In Cina, dove l'emergenza coronavirus che prosegue da ormai due mesi ha costretto alla quarantena decine di milioni di persone, il lavoro da casa si sta diffondendo a macchia d'olio. Un fenomeno che Bloomberg ha definito "il più grande esperimento di telelavoro".
Con il diffondersi del COVID-19 anche in Italia e la chiusura di molti luoghi pubblici, sono in molti coloro che rimarranno a casa dal lavoro almeno per tutta la prossima settimana. Così SBS Italian ha aperto le linee ai radioascoltatori per sapere quali sono le esperienze di lavoro da remoto dei nostri connazionali.

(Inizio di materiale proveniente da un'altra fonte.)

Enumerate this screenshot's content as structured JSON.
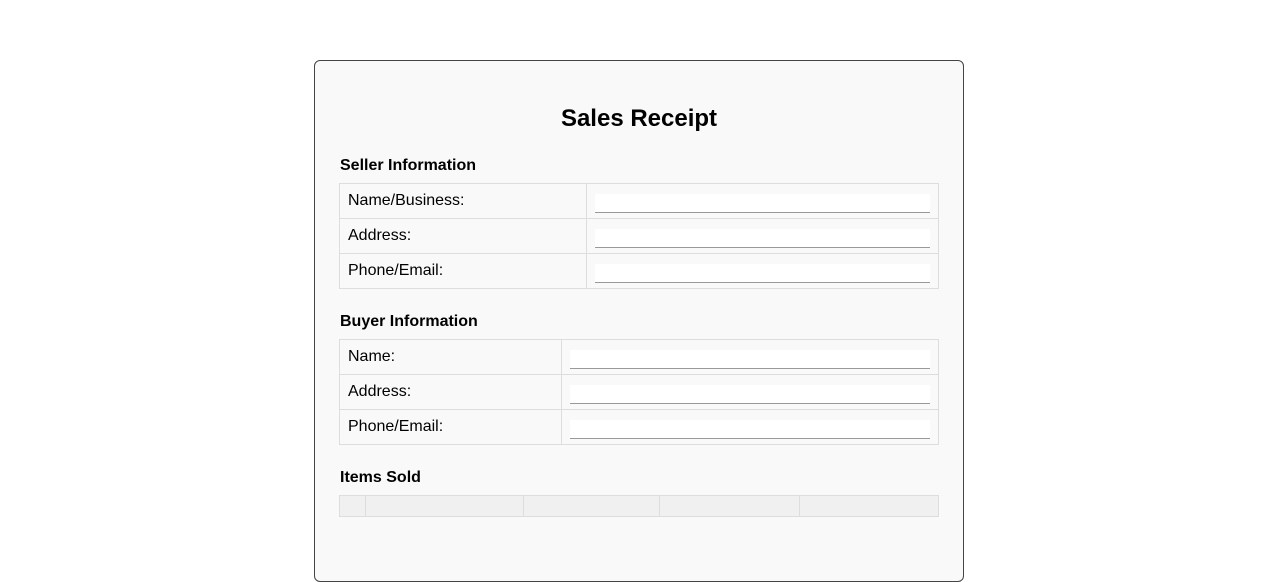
{
  "title": "Sales Receipt",
  "seller": {
    "heading": "Seller Information",
    "rows": [
      {
        "label": "Name/Business:",
        "value": ""
      },
      {
        "label": "Address:",
        "value": ""
      },
      {
        "label": "Phone/Email:",
        "value": ""
      }
    ]
  },
  "buyer": {
    "heading": "Buyer Information",
    "rows": [
      {
        "label": "Name:",
        "value": ""
      },
      {
        "label": "Address:",
        "value": ""
      },
      {
        "label": "Phone/Email:",
        "value": ""
      }
    ]
  },
  "items": {
    "heading": "Items Sold"
  }
}
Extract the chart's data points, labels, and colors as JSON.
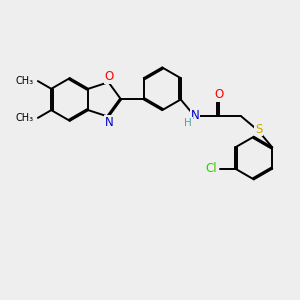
{
  "bg": "#eeeeee",
  "bond_color": "#000000",
  "lw": 1.4,
  "dbo": 0.055,
  "atom_colors": {
    "O": "#ff0000",
    "N": "#0000cc",
    "S": "#ccaa00",
    "Cl": "#33cc00",
    "H": "#44aaaa"
  },
  "fs": 8.5,
  "fig_w": 3.0,
  "fig_h": 3.0,
  "dpi": 100,
  "xlim": [
    0,
    10
  ],
  "ylim": [
    0.5,
    9.5
  ]
}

Abbiamo chiesto loro quali sono i pro e i contro e se lo preferiscono al lavoro in sede, così come qual è il loro punto di vista sulla diffusione del telelavoro in Italia e in Australia. Mentre in quest'ultima sembra essere un contratto di lavoro molto diffuso, in Italia prevale ancora quella che il sociologo Domenico De Masi ha chiamato una "esistenza patologica al cambiamento".
In un'intervista rilasciata all'HuffPost, il professore emerito di Sociologia del lavoro presso l’Università “La Sapienza” di Roma, e fondatore della SIT, Società Italiana Telelavoro, per la diffusione del telelavoro e la sua regolamentazione sindacale, ha infatti spiegato che se gli italiani sono così restii allo smart working è dovuto all'arretratezza tecnologica del paese ma anche agli ultimi duecento anni di storia della società industriale.
Prima dell’avvento dell’industria, si lavorava a casa: il medico lavorava a casa, l’avvocato lavorava a casa, anche l’artigiano lavorava a casa. Poi è arrivata l’industria, con le sue macchine potenti e fragorose e gli operai hanno iniziato a spostarsi per raggiungerle.